NASA’s annual powwow brings attention to Duke's Native American population

A dancer performs at Duke's annual powwow celebration, which took place on Abele Quad Saturday, April 14.
A dancer performs at Duke's annual powwow celebration, which took place on Abele Quad Saturday, April 14.

On April 14, the Native American Student Alliance had its annual powwow on Abele Quad. The event drew the attention of a lot of students and alumni visitors with its tribal costumes and dances.

Generally starting in February and taking place throughout summer, powwow is a ceremony in which Native Americans come together to celebrate their cultures through praying, singing and dancing. The event has variations in different tribes — in the tribe of junior and NASA Chair Shandiin Herrera, it starts with a prayer and is mainly composed of dancing, which is a form of healing and ceremony to remember veterans.  

Colleges also have their own division of powwow, but the event at Duke has mostly been involved the gathering of local North Carolinian tribes. Powwow had been held sporadically on campus until last year, especially because of the small Native American population at Duke and the scarcity of resources available to them. This year, the Center for Multicultural Affairs helped NASA organize the event.

With the help from the CMA and other members of NASA, Herrera began planning for the event in January. Having attended powwow events at other universities, including N.C. State and UNC-Chapel Hill, she was able to contact musicians and dancers from several local tribes, including Lumbee, Haliwa-Saponi and Cherokee. She also invited vendors to sell Native American crafts, ranging from jewelry to dream catchers.

“A huge part of it is having a visual event going on,” said junior Rayleigh Palmer, vice president of NASA. “Because NASA is so small, we have trouble trying to advertise who we are. So whenever we have powwow, there is dancing. There is food. It really attracts people.”

Although the event did garner attention, the Native American population at Duke remains almost unrecognizable. Despite efforts such as having a Native American student recruiter and providing opportunities for Native American high school students to visit the campus, the number of Native American students at Duke had just reached 1% of the entire student body this year. Duke also does not have any Native American faculty members.

Meanwhile, although North Carolina has one of the largest Native American populations on the east coast, there are not many students coming to Duke from North Carolinian tribes — most Native American students at Duke come from the Navajo tribe. Therefore, NASA also calls for more diversity within Native American students represented in Duke’s student body.

Because it is such small community at Duke, the powwow holds a special meaning for Native American students, despite coming from different tribes and backgrounds, as an event in which they can reconnect with their cultures.

“Especially here at Duke, it is really hard to feel connected to home,” sophomore Imani Hicks, who volunteered at the event, said. “In [my] reservation, I am constantly surrounded by Native culture. So this is the one time for me when I get to hear the drums and be around the Native American community.”
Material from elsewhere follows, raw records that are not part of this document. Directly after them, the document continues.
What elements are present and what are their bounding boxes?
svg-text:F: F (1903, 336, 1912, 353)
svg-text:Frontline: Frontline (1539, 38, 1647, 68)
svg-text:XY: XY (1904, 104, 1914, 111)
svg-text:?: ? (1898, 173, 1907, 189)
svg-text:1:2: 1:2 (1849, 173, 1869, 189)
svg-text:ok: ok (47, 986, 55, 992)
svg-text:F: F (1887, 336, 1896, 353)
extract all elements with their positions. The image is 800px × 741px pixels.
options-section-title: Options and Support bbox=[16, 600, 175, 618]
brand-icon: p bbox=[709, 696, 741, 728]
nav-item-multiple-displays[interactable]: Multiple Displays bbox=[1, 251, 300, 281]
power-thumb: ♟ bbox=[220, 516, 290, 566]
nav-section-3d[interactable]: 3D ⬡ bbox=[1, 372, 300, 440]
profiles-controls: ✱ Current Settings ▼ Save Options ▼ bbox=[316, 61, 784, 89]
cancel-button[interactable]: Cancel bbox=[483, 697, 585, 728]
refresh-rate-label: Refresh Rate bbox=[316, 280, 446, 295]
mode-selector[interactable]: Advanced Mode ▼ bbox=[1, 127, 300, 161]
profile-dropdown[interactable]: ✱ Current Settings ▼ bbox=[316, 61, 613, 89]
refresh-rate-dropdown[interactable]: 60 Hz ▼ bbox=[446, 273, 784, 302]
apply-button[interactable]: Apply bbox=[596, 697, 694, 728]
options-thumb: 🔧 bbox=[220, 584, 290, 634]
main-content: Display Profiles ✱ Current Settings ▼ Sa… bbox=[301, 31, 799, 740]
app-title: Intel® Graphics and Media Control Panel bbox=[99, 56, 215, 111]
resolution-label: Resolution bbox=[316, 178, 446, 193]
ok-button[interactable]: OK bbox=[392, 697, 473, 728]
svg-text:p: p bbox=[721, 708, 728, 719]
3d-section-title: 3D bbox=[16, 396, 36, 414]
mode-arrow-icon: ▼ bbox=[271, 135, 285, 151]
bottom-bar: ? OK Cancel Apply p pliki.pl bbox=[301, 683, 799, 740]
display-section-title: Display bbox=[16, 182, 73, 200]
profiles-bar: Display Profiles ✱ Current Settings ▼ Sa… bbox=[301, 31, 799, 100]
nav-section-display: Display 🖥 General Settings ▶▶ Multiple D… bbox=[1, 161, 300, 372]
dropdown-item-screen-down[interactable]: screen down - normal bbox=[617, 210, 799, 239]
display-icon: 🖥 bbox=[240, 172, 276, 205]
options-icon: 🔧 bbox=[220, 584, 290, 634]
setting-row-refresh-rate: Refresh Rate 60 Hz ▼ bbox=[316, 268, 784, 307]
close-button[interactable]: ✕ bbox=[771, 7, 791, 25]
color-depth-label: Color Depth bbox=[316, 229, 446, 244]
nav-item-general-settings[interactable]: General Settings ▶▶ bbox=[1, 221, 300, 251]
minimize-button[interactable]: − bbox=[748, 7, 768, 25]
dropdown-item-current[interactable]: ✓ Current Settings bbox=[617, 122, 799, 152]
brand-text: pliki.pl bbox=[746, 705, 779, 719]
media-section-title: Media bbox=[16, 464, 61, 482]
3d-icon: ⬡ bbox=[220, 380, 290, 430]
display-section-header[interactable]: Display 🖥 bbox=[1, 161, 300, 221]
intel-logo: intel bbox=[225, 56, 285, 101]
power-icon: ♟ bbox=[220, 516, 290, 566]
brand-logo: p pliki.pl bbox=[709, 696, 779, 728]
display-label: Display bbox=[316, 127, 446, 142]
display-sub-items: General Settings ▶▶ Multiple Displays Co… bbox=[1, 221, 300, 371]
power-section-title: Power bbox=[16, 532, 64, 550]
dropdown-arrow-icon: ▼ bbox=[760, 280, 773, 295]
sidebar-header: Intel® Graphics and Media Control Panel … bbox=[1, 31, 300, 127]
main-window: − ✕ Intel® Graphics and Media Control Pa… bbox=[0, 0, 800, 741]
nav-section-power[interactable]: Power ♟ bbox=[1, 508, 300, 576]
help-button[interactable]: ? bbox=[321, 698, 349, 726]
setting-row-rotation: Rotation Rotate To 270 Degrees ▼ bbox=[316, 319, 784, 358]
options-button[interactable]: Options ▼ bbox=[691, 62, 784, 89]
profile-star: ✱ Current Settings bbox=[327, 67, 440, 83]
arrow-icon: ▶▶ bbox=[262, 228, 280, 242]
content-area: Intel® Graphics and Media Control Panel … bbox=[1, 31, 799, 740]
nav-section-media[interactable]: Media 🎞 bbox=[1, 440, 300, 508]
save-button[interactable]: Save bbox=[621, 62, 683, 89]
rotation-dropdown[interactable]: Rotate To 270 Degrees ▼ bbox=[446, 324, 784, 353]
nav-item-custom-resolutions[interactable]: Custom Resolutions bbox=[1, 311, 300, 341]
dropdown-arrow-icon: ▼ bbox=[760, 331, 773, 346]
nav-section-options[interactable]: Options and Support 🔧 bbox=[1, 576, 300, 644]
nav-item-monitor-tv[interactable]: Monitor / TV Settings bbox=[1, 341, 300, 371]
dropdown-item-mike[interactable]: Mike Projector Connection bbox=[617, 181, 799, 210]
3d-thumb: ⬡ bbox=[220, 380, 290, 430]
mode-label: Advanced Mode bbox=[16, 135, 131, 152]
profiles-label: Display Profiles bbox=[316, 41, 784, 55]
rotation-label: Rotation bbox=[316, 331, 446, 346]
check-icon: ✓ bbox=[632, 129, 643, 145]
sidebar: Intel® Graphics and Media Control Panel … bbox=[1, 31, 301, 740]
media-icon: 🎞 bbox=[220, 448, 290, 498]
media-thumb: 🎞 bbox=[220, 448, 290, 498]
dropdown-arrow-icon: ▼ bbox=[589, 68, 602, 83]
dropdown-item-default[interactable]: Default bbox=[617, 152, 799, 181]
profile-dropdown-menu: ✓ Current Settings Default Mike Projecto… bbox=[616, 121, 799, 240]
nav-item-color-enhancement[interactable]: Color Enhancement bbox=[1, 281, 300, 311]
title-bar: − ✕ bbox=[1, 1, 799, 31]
To Herrera, the event was a chance to strengthen her identity both as a scholar at Duke and a representative of her cultural traditions.

“Being at Duke and having an opportunity to bring both of my worlds together are very important to me and other Native American students,” she said. “A lot of times, we do feel left out of the conversations at Duke, because there are no Native American professors or Native American Studies program. So it is more like us having to self-advocate to see this big event happen.”

The powwow also allowed Native American students to view the event from a different perspective to explain it to non-Native American audience.

“In general, when I go back home, I just go to the powwow,” Raymond Allen, a third-year graduate school student in biology, said. “But seeing the other side of the coin, I am like, ‘This is the kind of effort that is needed to organize the event.’”

For most of the students who organized and volunteered at powwow, the event was valuable in sharing their traditions with the Duke community.

“It is not only for Native students. It is also for the general public who have never been to powwow and do not know what powwow is,” junior Amber Hall, who also took part in organizing the event, said. “It has to become this effort that not only reflects our heritage and our pride, but it also has to incorporate the element of alliance for people who want to get involved but are not necessarily Native American.”

The event was also a reminder of the presence of Native American students at Duke and the voices they deserve to have.

“Powwows are ceremonial gatherings and very cultural,” Hicks said. “It shows Duke students that we exist, [although] a lot of people do not know that there are even Native Americans on campus.”